Military And Diplomatic Expansion (WOR) Flashcards
Alamo
The Alamo Mission, commonly called the Alamo and originally known as the Mission San Antonio de Valero, is a historic Spanish mission and fortress compound founded in the 18th century by Roman Catholic missionaries in what is now San Antonio, Texas, United States.
Aroostook War
A confrontation in 1838-39 between the United States and Great Britain over the international boundary between British North America (Canada) and Maine.
Webster-Ashburton Treaty
Webster–Ashburton Treaty, (1842), treaty between the U.S. and Great Britain establishing the northeastern boundary of the U.S. and providing for Anglo–U.S. cooperation in the suppression of the slave trade.
Rio Grande
The Rio Grande, known in Mexico as the Río Bravo del Norte or simply the Río Bravo, is one of the principal rivers in the southwestern United States and in northern Mexico.
Nueces River
The Nueces River is a river in the U.S. state of Texas, about 315 miles long. It drains a region in central and southern Texas southeastward into the Gulf of Mexico.
Mexican War
The Mexican–American War, also known in the United States as the Mexican War and in Mexico as the Intervención estadounidense en México, was an armed conflict between the United States and Mexico from 1846 to 1848.
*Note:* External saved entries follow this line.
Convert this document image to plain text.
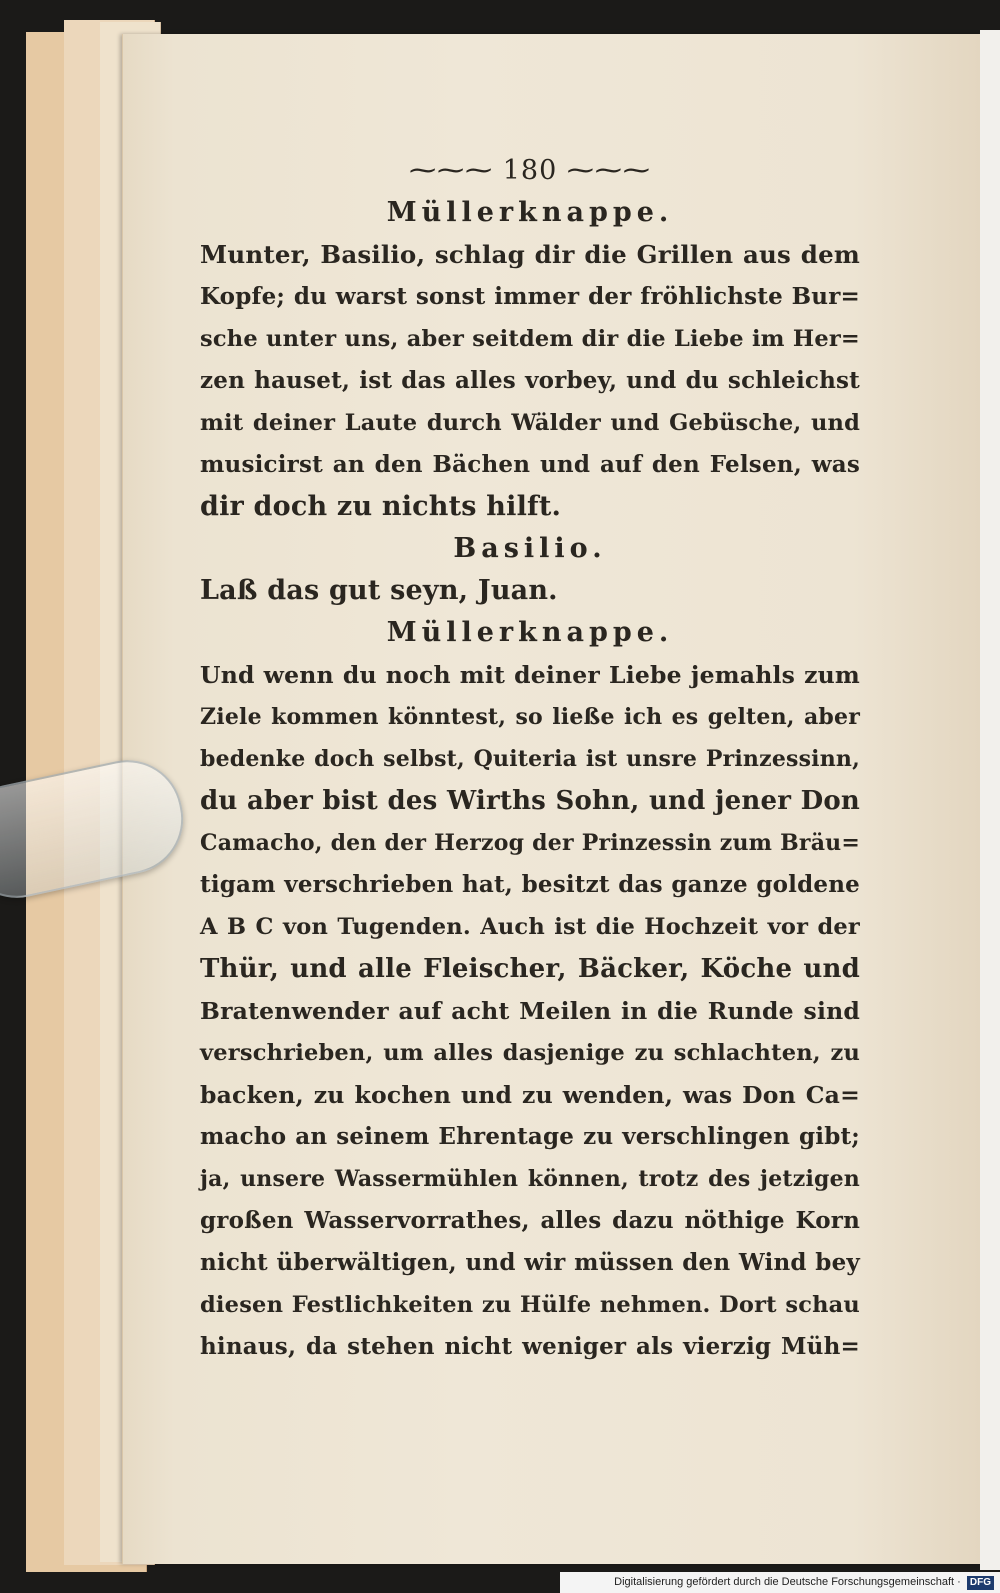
⁓⁓⁓ 180 ⁓⁓⁓
Müllerknappe.
Munter, Basilio, schlag dir die Grillen aus dem
Kopfe; du warst sonst immer der fröhlichste Bur=
sche unter uns, aber seitdem dir die Liebe im Her=
zen hauset, ist das alles vorbey, und du schleichst
mit deiner Laute durch Wälder und Gebüsche, und
musicirst an den Bächen und auf den Felsen, was
dir doch zu nichts hilft.
Basilio.
Laß das gut seyn, Juan.
Müllerknappe.
Und wenn du noch mit deiner Liebe jemahls zum
Ziele kommen könntest, so ließe ich es gelten, aber
bedenke doch selbst, Quiteria ist unsre Prinzessinn,
du aber bist des Wirths Sohn, und jener Don
Camacho, den der Herzog der Prinzessin zum Bräu=
tigam verschrieben hat, besitzt das ganze goldene
A B C von Tugenden. Auch ist die Hochzeit vor der
Thür, und alle Fleischer, Bäcker, Köche und
Bratenwender auf acht Meilen in die Runde sind
verschrieben, um alles dasjenige zu schlachten, zu
backen, zu kochen und zu wenden, was Don Ca=
macho an seinem Ehrentage zu verschlingen gibt;
ja, unsere Wassermühlen können, trotz des jetzigen
großen Wasservorrathes, alles dazu nöthige Korn
nicht überwältigen, und wir müssen den Wind bey
diesen Festlichkeiten zu Hülfe nehmen. Dort schau
hinaus, da stehen nicht weniger als vierzig Müh=
Digitalisierung gefördert durch die Deutsche Forschungsgemeinschaft · DFG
Treaty of Guadelupe-Hidalgo
This treaty, signed on February 2, 1848, ended the war between the United States and Mexico. By its terms, Mexico ceded 55 percent of its territory, including the present-day states California, Nevada, Utah, New Mexico, most of Arizona and Colorado, and parts of Oklahoma, Kansas, and Wyoming.
Mexican Cession
The Mexican Cession is the region in the modern-day southwestern United States that Mexico ceded to the United States in the Treaty of Guadalupe Hidalgo in 1848 after the Mexican–American War.
Walker Expedition
The William Walker Filibuster Expedition to Baja California and Sonora occurred in the year of 1853, after a failed attempt by Walker himself to invade Sonora from the Arizona border.
Clayton-Bulwer Treaty
The Clayton-Bulwer Treaty was an agreement that stated that both the United States and the United Kingdom were not to colonize or control any Central American republic.
Gadsden Purchase
The Gadsden Purchase is a 29,670-square-mile region of present-day southern Arizona and southwestern New Mexico that the United States acquired from Mexico by the Treaty of Mesilla, which took effect on June 8, 1854.
Foreign Commerce
Foreign commerce means commerce or travel between any part of the United States and any place outside the United States.
Exports and Imports
Exports are goods that are sold in a foreign market, while imports are foreign goods that are purchased in a domestic market.
Kanagawa Treaty
The Convention of Kanagawa, also known as the Kanagawa Treaty or the Japan–US Treaty of Peace and Amity, was a treaty signed between the United States and the Tokugawa Shogunate on March 31, 1854.